We wanted to talk to Coach Caruso on balance and equities with all three phrases of the ball. We should mention that he’s strictly the overseer of these disciplines- he’s delegated offense to offensive coordinator Bruce Carpenter while defensive coordinator Wallie Kuchinski has been with him since he took the job in 2008. It’s clear he’s made the right hires, as each of these individuals have fostered that responsibility to their units. According to Coach Caruso, it’s a responsibility that can often be ignored particularly if a prominent offensive coordinator all of a sudden becomes entrusted with head coaching duties- as he had. “If you are a head coach with an offensive coordinator background it is important to recognize that you have a greater responsibility to your defense,” he told us. “You have to find a way to defend a lesser number of plays than you do with your offense finding way to score points.” For example, in 2017, the University of St. Thomas averaged 72 plays per game on offense, but only had to defend 53 on defense that season. “But the difficulty is that when someone gets there as a previous offensive coordinator they’ve gotten the job because of their success as a coordinator. Their main job was to score points, now the main job has shifted into making sure your offense fits what you’re asking out of your defense.  You realize the importance of field position. And you know part of the liability and responsibility of how many times your special teams’ units and defense are on the field directly correlates to the way and style of what you run on offense.”

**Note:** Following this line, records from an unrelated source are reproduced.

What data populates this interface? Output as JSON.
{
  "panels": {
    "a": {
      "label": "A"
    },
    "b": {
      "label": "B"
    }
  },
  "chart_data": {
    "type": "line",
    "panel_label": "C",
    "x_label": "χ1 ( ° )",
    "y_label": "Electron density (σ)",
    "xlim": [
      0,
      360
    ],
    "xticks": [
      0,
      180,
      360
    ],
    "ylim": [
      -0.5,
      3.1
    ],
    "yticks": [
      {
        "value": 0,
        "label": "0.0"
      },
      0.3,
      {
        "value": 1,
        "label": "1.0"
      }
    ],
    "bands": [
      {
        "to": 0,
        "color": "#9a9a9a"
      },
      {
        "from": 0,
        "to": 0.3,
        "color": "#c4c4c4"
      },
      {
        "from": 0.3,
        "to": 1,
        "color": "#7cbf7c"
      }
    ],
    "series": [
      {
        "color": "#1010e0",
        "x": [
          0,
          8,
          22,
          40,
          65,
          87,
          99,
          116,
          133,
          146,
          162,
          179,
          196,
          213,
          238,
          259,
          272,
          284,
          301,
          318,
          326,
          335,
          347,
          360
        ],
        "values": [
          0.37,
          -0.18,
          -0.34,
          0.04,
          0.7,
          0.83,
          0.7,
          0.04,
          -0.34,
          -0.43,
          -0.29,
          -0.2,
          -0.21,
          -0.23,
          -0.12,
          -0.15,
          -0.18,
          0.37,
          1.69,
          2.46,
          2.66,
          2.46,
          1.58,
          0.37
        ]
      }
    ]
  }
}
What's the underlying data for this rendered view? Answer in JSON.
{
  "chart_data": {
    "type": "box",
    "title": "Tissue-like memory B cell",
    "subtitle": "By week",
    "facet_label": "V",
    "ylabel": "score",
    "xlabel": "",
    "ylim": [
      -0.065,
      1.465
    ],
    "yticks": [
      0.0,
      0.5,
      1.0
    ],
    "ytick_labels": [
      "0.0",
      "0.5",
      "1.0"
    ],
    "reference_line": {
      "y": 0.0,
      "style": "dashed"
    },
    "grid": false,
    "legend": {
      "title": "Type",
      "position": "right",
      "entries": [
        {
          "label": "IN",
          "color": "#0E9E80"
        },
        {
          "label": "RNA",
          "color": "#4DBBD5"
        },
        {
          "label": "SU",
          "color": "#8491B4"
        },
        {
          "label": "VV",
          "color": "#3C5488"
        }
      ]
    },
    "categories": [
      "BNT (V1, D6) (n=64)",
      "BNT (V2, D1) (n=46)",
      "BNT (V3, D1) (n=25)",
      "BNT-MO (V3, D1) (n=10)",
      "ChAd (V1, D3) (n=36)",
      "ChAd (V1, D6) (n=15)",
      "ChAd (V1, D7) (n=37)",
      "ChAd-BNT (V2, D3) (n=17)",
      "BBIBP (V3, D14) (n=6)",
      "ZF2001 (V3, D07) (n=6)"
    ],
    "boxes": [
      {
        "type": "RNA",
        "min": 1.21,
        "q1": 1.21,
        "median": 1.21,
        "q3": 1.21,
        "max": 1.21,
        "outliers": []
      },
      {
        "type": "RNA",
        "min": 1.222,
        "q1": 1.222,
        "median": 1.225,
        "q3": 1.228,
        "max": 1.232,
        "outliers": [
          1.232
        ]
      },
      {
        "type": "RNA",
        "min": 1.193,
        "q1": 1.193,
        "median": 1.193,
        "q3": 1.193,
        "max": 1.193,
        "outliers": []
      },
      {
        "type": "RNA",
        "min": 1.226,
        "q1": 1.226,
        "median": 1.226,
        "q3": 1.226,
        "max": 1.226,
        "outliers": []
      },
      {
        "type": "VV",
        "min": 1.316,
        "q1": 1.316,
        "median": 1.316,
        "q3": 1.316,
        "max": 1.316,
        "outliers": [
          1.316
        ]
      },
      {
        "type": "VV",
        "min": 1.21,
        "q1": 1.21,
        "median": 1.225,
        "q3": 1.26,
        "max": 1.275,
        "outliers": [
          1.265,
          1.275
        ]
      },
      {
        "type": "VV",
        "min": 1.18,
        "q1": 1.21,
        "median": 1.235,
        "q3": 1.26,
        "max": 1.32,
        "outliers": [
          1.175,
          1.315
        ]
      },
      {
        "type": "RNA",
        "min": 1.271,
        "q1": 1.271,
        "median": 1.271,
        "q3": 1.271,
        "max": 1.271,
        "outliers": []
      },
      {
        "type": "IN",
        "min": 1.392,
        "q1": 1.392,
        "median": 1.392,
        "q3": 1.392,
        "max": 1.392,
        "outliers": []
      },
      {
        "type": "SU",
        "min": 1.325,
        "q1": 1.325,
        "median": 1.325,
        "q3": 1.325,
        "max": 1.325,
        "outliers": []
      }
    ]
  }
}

That all sounds great, but like most good coaches Coach Caruso meticulously worked a process to get to that result and he revealed that process to us. It’s a plan that is segmented around three main components:

  • Staff Buy-In
  • Player Buy-In
  • Practice and Game Management

 

Cultivating Staff Buy-In

 

Hiring Coaches

It starts with the hiring the right people or as author Jim Collins wrote in “Good to Great,” getting the right people on the bus. So, before Coach Caruso makes his hires he outlines the parameters he wants to govern his program, with the installation method of systems and how he positions personnel placement at the forefront.